Indian Roller  this one was seen towards the end of the safari

Next we found an Indian Roller, our first of the trip, this beautiful bird sat with its back to us the whole time we watched it, not very obliging but we enjoyed the sighting all the same.

Our search for the prize bird, the Sirkeer Malkoha, resulted in great success as we found one in a bush alongside the track. This bird showed so well that it was too close to digi-scope!

Sirkeer Malkoha

A large lagoon with a nice viewing area was a great place to get down from the jeep and stretch our legs, we scoped the area and, as usual, the place was heaving with birds. A nice colony of Black-crowned Night Herons could be seen on the far shore, also all kinds of egrets, storks, spoonbills, terns and waders were feeding all around the lagoon.

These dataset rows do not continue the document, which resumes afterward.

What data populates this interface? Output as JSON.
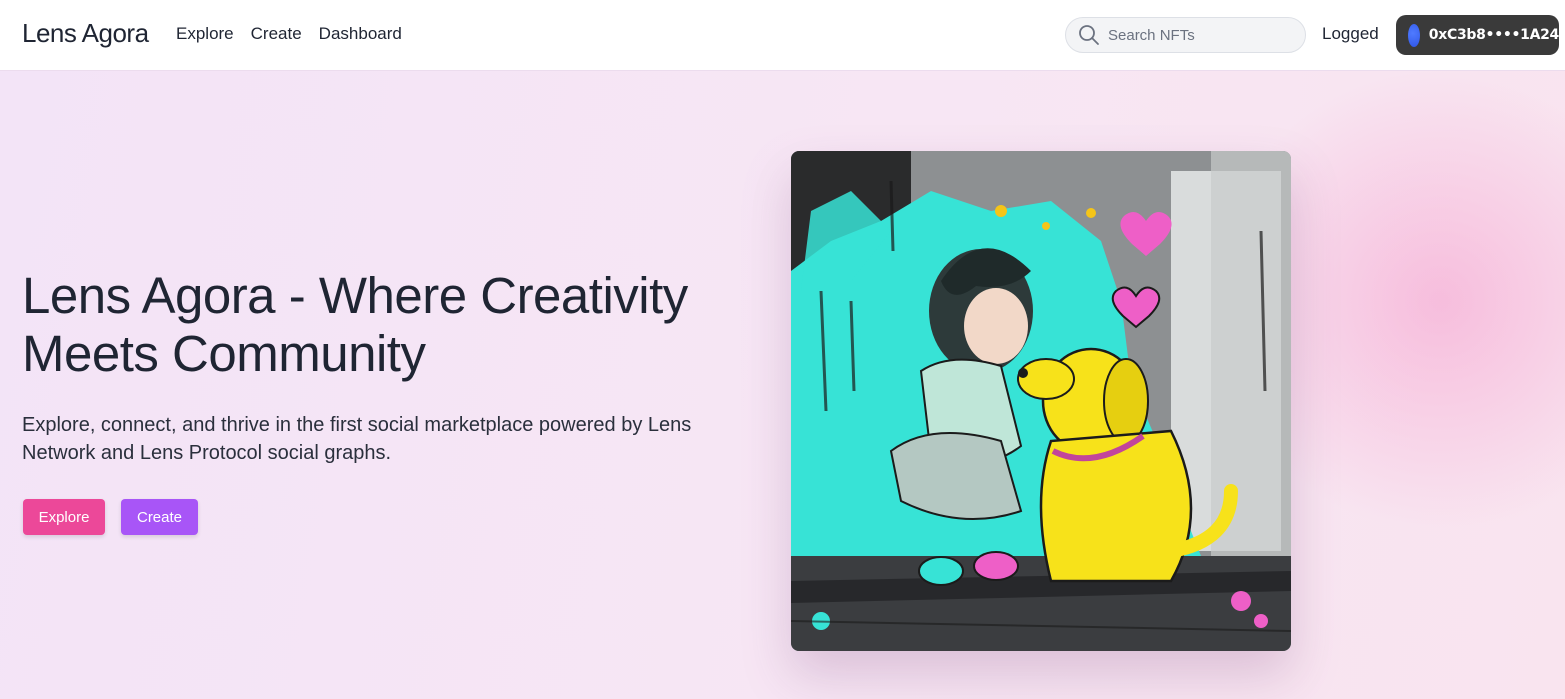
{
  "nav": {
    "brand": "Lens Agora",
    "links": [
      "Explore",
      "Create",
      "Dashboard"
    ],
    "search_placeholder": "Search NFTs",
    "status": "Logged",
    "wallet_address": "0xC3b8••••1A24"
  },
  "hero": {
    "title": "Lens Agora - Where Creativity Meets Community",
    "subtitle": "Explore, connect, and thrive in the first social marketplace powered by Lens Network and Lens Protocol social graphs.",
    "buttons": {
      "explore": "Explore",
      "create": "Create"
    },
    "image_subject": "girl-and-dog-artwork"
  },
  "colors": {
    "explore_button": "#ec4899",
    "create_button": "#a855f7",
    "wallet_bg": "#3a3a3a",
    "wallet_avatar": "#3b63f5",
    "hero_bg": "#f5e6f6"
  }
}
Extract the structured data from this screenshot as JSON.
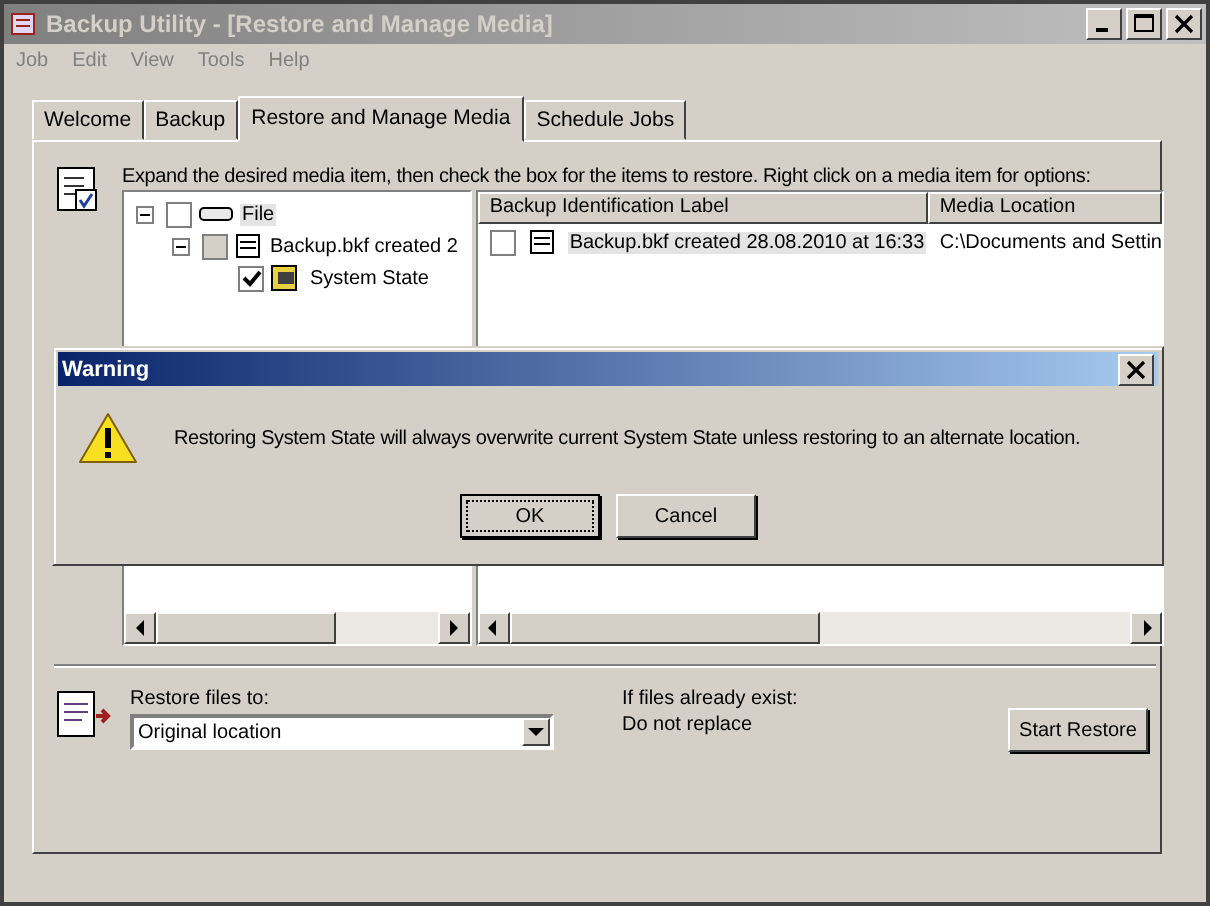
{
  "window": {
    "title": "Backup Utility - [Restore and Manage Media]"
  },
  "menu": [
    "Job",
    "Edit",
    "View",
    "Tools",
    "Help"
  ],
  "tabs": [
    {
      "label": "Welcome",
      "selected": false
    },
    {
      "label": "Backup",
      "selected": false
    },
    {
      "label": "Restore and Manage Media",
      "selected": true
    },
    {
      "label": "Schedule Jobs",
      "selected": false
    }
  ],
  "instruction": "Expand the desired media item, then check the box for the items to restore. Right click on a media item for options:",
  "tree": [
    {
      "label": "File",
      "checked": false,
      "greyed": false,
      "selected": true,
      "expanded": true,
      "kind": "media",
      "children": [
        {
          "label": "Backup.bkf created 2",
          "checked": false,
          "greyed": true,
          "selected": false,
          "expanded": true,
          "kind": "file",
          "children": [
            {
              "label": "System State",
              "checked": true,
              "greyed": false,
              "selected": false,
              "kind": "state"
            }
          ]
        }
      ]
    }
  ],
  "list": {
    "columns": [
      "Backup Identification Label",
      "Media Location"
    ],
    "rows": [
      {
        "checked": false,
        "selected": true,
        "label": "Backup.bkf created 28.08.2010 at 16:33",
        "location": "C:\\Documents and Settin"
      }
    ]
  },
  "restore_to": {
    "label": "Restore files to:",
    "value": "Original location"
  },
  "if_exist": {
    "label": "If files already exist:",
    "value": "Do not replace"
  },
  "start_button": "Start Restore",
  "dialog": {
    "title": "Warning",
    "message": "Restoring System State will always overwrite current System State unless restoring to an alternate location.",
    "buttons": [
      {
        "label": "OK",
        "selected": true
      },
      {
        "label": "Cancel",
        "selected": false
      }
    ]
  }
}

We searched the dead trees and likely perches for a Black-winged Kite but never found one, we did see White-bellied Sea-Eagle, Brahminy Kite, Grey-headed Fish Eagle, Crested Serpent Eagle and Crested Hawk Eagle.

Golden Jackal

Back on the track we headed off towards the exit as the clouds grew darker and thunder rumbled in the distance, we continued our search of the Kite and came up with a little group of Indian Rollers, these birds were perched facing us and posed much better. We then found a small group of Tawny-bellied Babblers before bumping into a flock of  Yellow-billed Babblers, this flock had an additional species with it. A Jacobin Cuckoo was following the group as though looking for friends to hang out with!

record shot of the Common Iora

That was our final sighting of the day, we left the park and drove back tom our luxurious hotel, the rain held off. Dinner at 7:30pm was delicious, our bird log included our latest finds and now stands at 221, with 21 endemics in the bag.